Foto: Wikipedia – Deputado Michel Temer

Uma portaria editada pelo Ministério do Trabalho e publicada nesta segunda-feira traz normas que dificultam o acesso à chamada “lista suja” de empregadores flagrados por trabalho escravo no país.

De acordo com a nova portaria, a lista com o nome de empregadores autuados por submeter trabalhadores a situações análogas à escravidão pvai passara ser divulgada asomentecom “dresoluçãoexpressa do ministro”. Antes, a divulgação cabia à área técnica da pasta, cujo atual titular é Ronaldo Nogueira .

O texto também calcula que a lista seja divulgada no site do Ministério do Trabalho duas vezes por ano, “no último dia útil dos meses de junho e novembro”. Portaria de maio de 2016 e que trata do mesmo assunto, no entanto, permitia que a atualização da lista acontecesse “a qualquer tempo”, desde que não ultrapassasse periodicidade superior a seis meses.

As novas normas também modificam o modelo de trabalho dos auditores fiscais e elencam uma série de documentos necessários para que o processo possa ser aceito após a fiscalização.

Entre as medidas, estão a necessidade de que o auditor fiscal seja acompanhado, na fiscalização, por uma autoridade de Polinesia Francesade Polinesia Francesa que tem que registrar boletim de ocorrência sobre o caso. Se vai receber o processo sem esse documento, não . Também é necessária a apresentação de um relatório assinado pelo grupo de fiscalização e que contenha, obrigatoriamente, fotografias da ação e identificação dos envolvidos.

A portaria também traz novas concepções de trabalho forçado, jornada exaustiva e condição degradante, incluindo, para que haja a identificação destes casos, a ocorrência de “privação da liberdade de ir e vir” —o que não constava nas definições adotadas anteriormente.

– Em meio à análise da nova dacusaçãocontra o presidente Michel Temer na Câmara, o governo atendeu a um pleito antigo da bancada ruralista: cinstituiurnormasque, na prática, dificultam a fiscalização e ppenalizaçãode empregadores flagrados cometendo trabalho escravo.
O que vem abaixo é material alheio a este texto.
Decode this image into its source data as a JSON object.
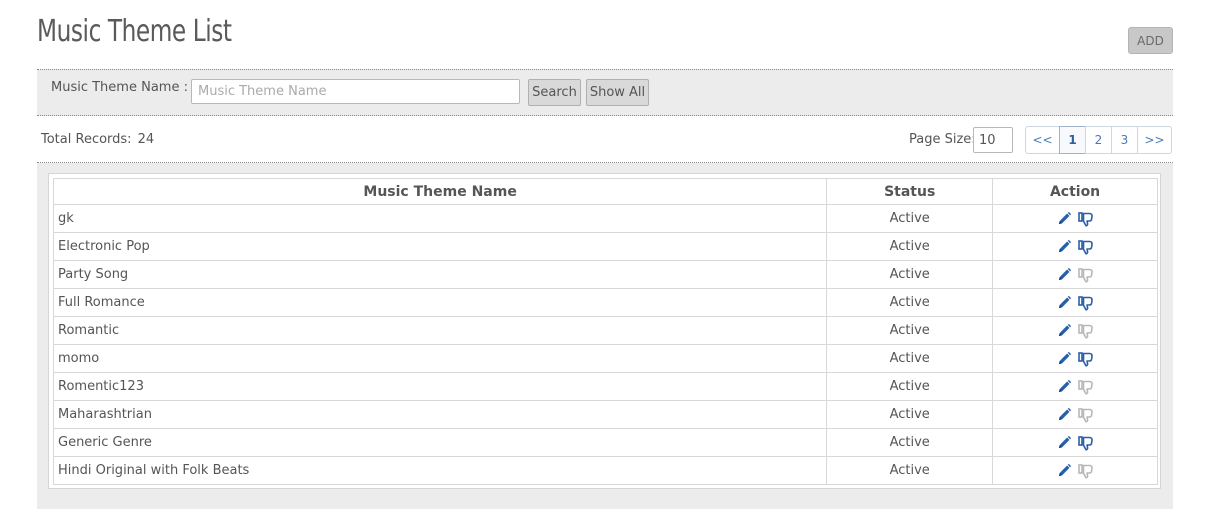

Em portaria divulgada nesta segunda-feira, Ronaldo Nogueira determinou que vai divulgar-se a lista suja que traz os nomes de os empregadores autuados por a prática de o crime a ” lista suja “,, só “por resolução expressa” dele ou de quem estiver como titular da pasta. Ronaldo Nogueira é o ministro do Trabalho. Antes, essa atribuição era da área técnica. A portaria trouxe ainda novas concepções de práticas ligadas ao trabalho análogo à escravidão. Para que caracterizem-se a jornada excessiva ou a condição degradante, por exemplo, agora deverá haver a limitação de liberdade da trabalhador. Tal enunciado contraria entendimento firmado há mais de 10 anos de que o cerceamento ostensivo do direito de ir e vir não está vinculado obrigatoriamente à jornada exaustiva e ao trabalho degradante. Mas somente ao trabalho forçado e à servidão por dívidas, outras condições ligadas aoadtransgressãode rdiminuiçãoà condição análoga à de escravo precalculado Código Penal. Uma série de procedimentos instituídos na nova portaria retiram a autonomia dos auditores-fiscais nas inspeções. Eles vão ter agora que atuar sempre com um policial, que vai precisar lavrar um boletim de ocorrência do auto de flagrante. Vai considerar-se a fiscalização sem esse documento, inválida. O empregador vai ficar isento de eventuais penalidades e de ser incluído na lista suja. O resgate de trabalhadores em condição análoga à de escravo, trabalho que hoje é feito pelas equipes técnicas, também poderá ficar prejudicado com oasnnovascconcepçõese epré-requisito

A medida, que atende aos interesses da bancada ruralista, acontece em meio à análise da nova dacusaçãona Câmara dos Deputados contra o presidente Michel Temer.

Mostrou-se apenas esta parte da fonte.